Did you know that your skin’s appearance can change depending on exactly where you are at in your menstrual cycle? If you are able to track which phase you’re in, you may be able to better predict how your skin will react and use the proper techniques to promote healthy skin.

Day 1-6

During the first few days of your cycle, estrogen, progesterone, and testosterone levels are low. As a result, you may notice your skin looking drier and duller. While the exact cause is unknown, researchers have also found that women tend to report more skin sensitivity during this phase of their cycle.  Opting for more hydration in the form of the right moisturizer can keep your skin feeling refreshed. You may also want to avoid any procedures like waxing that could irritate your sensitive skin.

Day 7-11

At this phase, estrogen production is just beginning which can promote healthy cell turnover. To help slough off dead skin cells and reveal the healthy skin cells underneath, use a gentle exfoliant.

Day 12-16

Estrogen reaches it peak at this stage, right before ovulation, which means your skin is going to look its most healthy and glowing! No need to overdo it with products or treatments during this stage.

Day 17-24

During this phase, estrogen levels drop and progesterone reaches its peak. This means you may be more prone to oil build-up and potential breakouts. Using a deep-cleansing mask to draw out impurities can help ward off potential blemishes.

Day 25-28

Right before your period, testosterone production takes over, and can lead to the dreaded period breakout. During this time, opting for a salicylic acid to fully cleanse the pores and kill bacteria may help.


Your body undergoes many changes during pregnancy, including your skin. During pregnancy, you will experience heightened levels of estrogen and progesterone. These hormones are believed to contribute to the skin condition melasma. This common condition affects 50 to 70 percent of pregnant women.

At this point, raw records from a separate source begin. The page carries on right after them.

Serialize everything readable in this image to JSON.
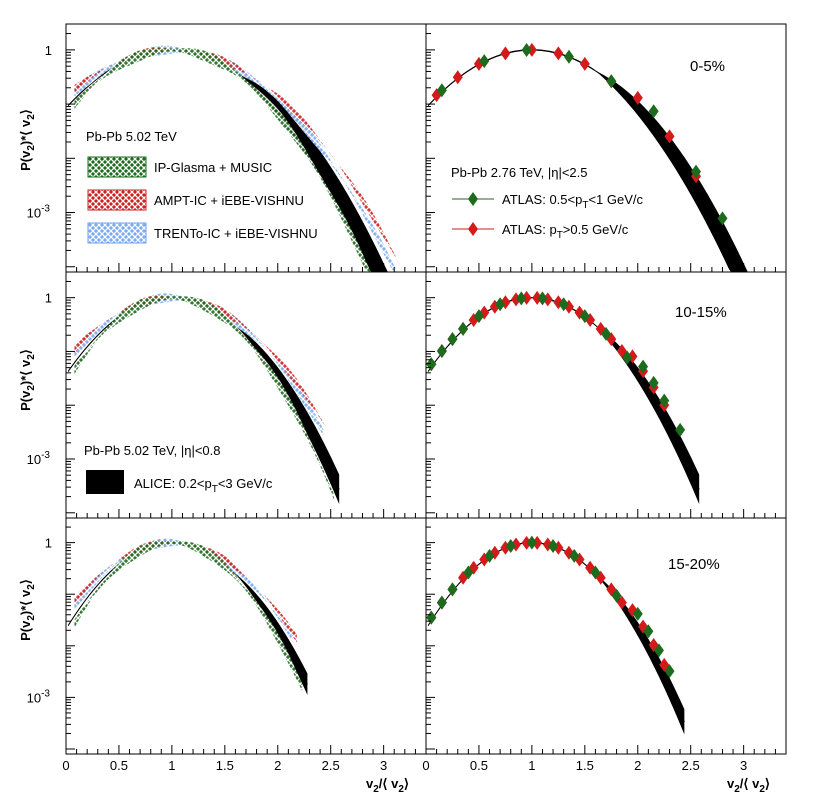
{
  "chart_data": {
    "type": "line",
    "layout": "3 rows x 2 columns of log-scale distribution panels",
    "x_axis": {
      "label": "v2/⟨v2⟩",
      "label_main": "v",
      "label_sub": "2",
      "label_tail": "/⟨ v",
      "label_sub2": "2",
      "label_close": "⟩",
      "left_range": [
        0,
        3.4
      ],
      "right_range": [
        0,
        3.4
      ],
      "ticks": [
        "0",
        "0.5",
        "1",
        "1.5",
        "2",
        "2.5",
        "3"
      ]
    },
    "y_axis": {
      "label": "P(v2)*⟨v2⟩",
      "label_p": "P(v",
      "label_sub": "2",
      "label_mid": ")*⟨ v",
      "label_sub2": "2",
      "label_close": "⟩",
      "scale": "log",
      "range": [
        8e-05,
        3
      ],
      "tick_major_one": "1",
      "tick_minus3_base": "10",
      "tick_minus3_exp": "-3"
    },
    "panels": [
      {
        "row": 0,
        "col": 0,
        "width_model": 0.45,
        "cut": 3.3
      },
      {
        "row": 1,
        "col": 0,
        "width_model": 0.39,
        "cut": 2.6
      },
      {
        "row": 2,
        "col": 0,
        "width_model": 0.36,
        "cut": 2.3
      },
      {
        "row": 0,
        "col": 1,
        "width_model": 0.45,
        "cut": 3.3
      },
      {
        "row": 1,
        "col": 1,
        "width_model": 0.39,
        "cut": 2.6
      },
      {
        "row": 2,
        "col": 1,
        "width_model": 0.36,
        "cut": 2.45
      }
    ],
    "centrality_labels": [
      "0-5%",
      "10-15%",
      "15-20%"
    ],
    "legend_models": {
      "title": "Pb-Pb 5.02 TeV",
      "entries": [
        {
          "name": "IP-Glasma + MUSIC",
          "color": "#1d6b1d"
        },
        {
          "name": "AMPT-IC + iEBE-VISHNU",
          "color": "#cc2222"
        },
        {
          "name": "TRENTo-IC + iEBE-VISHNU",
          "color": "#6aa0f0"
        }
      ]
    },
    "legend_alice": {
      "title": "Pb-Pb 5.02 TeV, |η|<0.8",
      "entry": "ALICE: 0.2<pT<3 GeV/c",
      "entry_pre": "ALICE: 0.2<p",
      "entry_sub": "T",
      "entry_post": "<3 GeV/c",
      "color": "#000000"
    },
    "legend_atlas": {
      "title": "Pb-Pb 2.76 TeV, |η|<2.5",
      "entries": [
        {
          "name": "ATLAS: 0.5<pT<1 GeV/c",
          "pre": "ATLAS: 0.5<p",
          "sub": "T",
          "post": "<1 GeV/c",
          "color": "#1d6b1d"
        },
        {
          "name": "ATLAS: pT>0.5 GeV/c",
          "pre": "ATLAS: p",
          "sub": "T",
          "post": ">0.5 GeV/c",
          "color": "#d41a1a"
        }
      ]
    },
    "atlas_points": {
      "x": [
        0.05,
        0.15,
        0.25,
        0.35,
        0.45,
        0.55,
        0.65,
        0.75,
        0.85,
        0.95,
        1.05,
        1.15,
        1.25,
        1.35,
        1.45,
        1.55,
        1.65,
        1.75,
        1.85,
        1.95,
        2.05,
        2.15,
        2.25,
        2.35
      ],
      "rows": [
        {
          "green_x": [
            0.15,
            0.55,
            0.95,
            1.35,
            1.75,
            2.15,
            2.55,
            2.8
          ],
          "red_x": [
            0.1,
            0.3,
            0.5,
            0.75,
            1.0,
            1.25,
            1.5,
            1.75,
            2.0,
            2.3,
            2.55
          ]
        },
        {
          "green_x": [
            0.05,
            0.15,
            0.25,
            0.35,
            0.5,
            0.7,
            0.9,
            1.1,
            1.3,
            1.5,
            1.7,
            1.9,
            2.05,
            2.15,
            2.25,
            2.4
          ],
          "red_x": [
            0.05,
            0.15,
            0.25,
            0.35,
            0.45,
            0.55,
            0.65,
            0.75,
            0.85,
            0.95,
            1.05,
            1.15,
            1.25,
            1.35,
            1.45,
            1.55,
            1.65,
            1.75,
            1.85,
            1.95,
            2.05,
            2.15,
            2.25
          ]
        },
        {
          "green_x": [
            0.05,
            0.15,
            0.25,
            0.4,
            0.6,
            0.8,
            1.0,
            1.2,
            1.4,
            1.6,
            1.8,
            2.0,
            2.1,
            2.2,
            2.3
          ],
          "red_x": [
            0.05,
            0.15,
            0.25,
            0.35,
            0.45,
            0.55,
            0.65,
            0.75,
            0.85,
            0.95,
            1.05,
            1.15,
            1.25,
            1.35,
            1.45,
            1.55,
            1.65,
            1.75,
            1.85,
            1.95,
            2.05,
            2.15,
            2.25
          ]
        }
      ]
    }
  }
}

When melasma occurs during pregnancy it is known as chloasma, and is characterized by dark brownish skin patches that typically pop-up around the forehead, nose, upper lips, or cheeks. Similarly, this hyperpigmentation caused by hormones may also cause existing moles, freckles, or birthmarks to change color. While chloasma and hyperpigmentation can be a cosmetic concern, they will not pose any physical harm to you or your baby.

There is no surefire way to prevent chloasma, but you can reduce flare-ups by limiting sun exposure and protecting your skin by applying a pregnancy-safe sunscreen daily. You can also reduce the appearance of these dark spots by applying concealer or foundation. Typically, these patches will fade within three months post-pregnancy once your hormones resettle.

If any of these skin changes continue after pregnancy, you may want to consult with a dermatologist who can perform a skin check and rule out of any signs of potential skin cancer.


During menopause, estrogen levels decrease. When estrogen decreases, so does the production of collagen which can lead to facial volume loss, a decrease in skin thickness, and facial sagging and wrinkles. Research shows that women lose about 30% of collagen during the first five years of menopause.  Fortunately, many of these concerns can be addressed with a proper skincare regimen.

To treat collagen loss, some women may opt for taking collagen supplements or eating foods rich collagen (i.e., fish, chicken, egg whites) to help nourish from the inside out. To treat wrinkles, using products with retinol can not only reduce the appearance of fine lines but also help stimulate collagen.

To treat skin dryness during menopause, dermatologists typically recommend trying a more targeted, age-defying moisturizer with ceramides to help lock-in moisture. It’s also recommended to avoid long, hot showers that can dry out the skin.

Another common concern is age spots. Estrogen can protect the skin from UV exposure, so without this added protection, it’s important to apply sunscreen daily.

Bottom line: It’s normal to have good and bad skin days! No matter if you are in your teens or in your 50s, fluctuating hormones can make it challenging to navigate your skin health. By understanding how our hormones can affect us at each stage, we can adjust our routines to prepare for and treat any potential skin woes.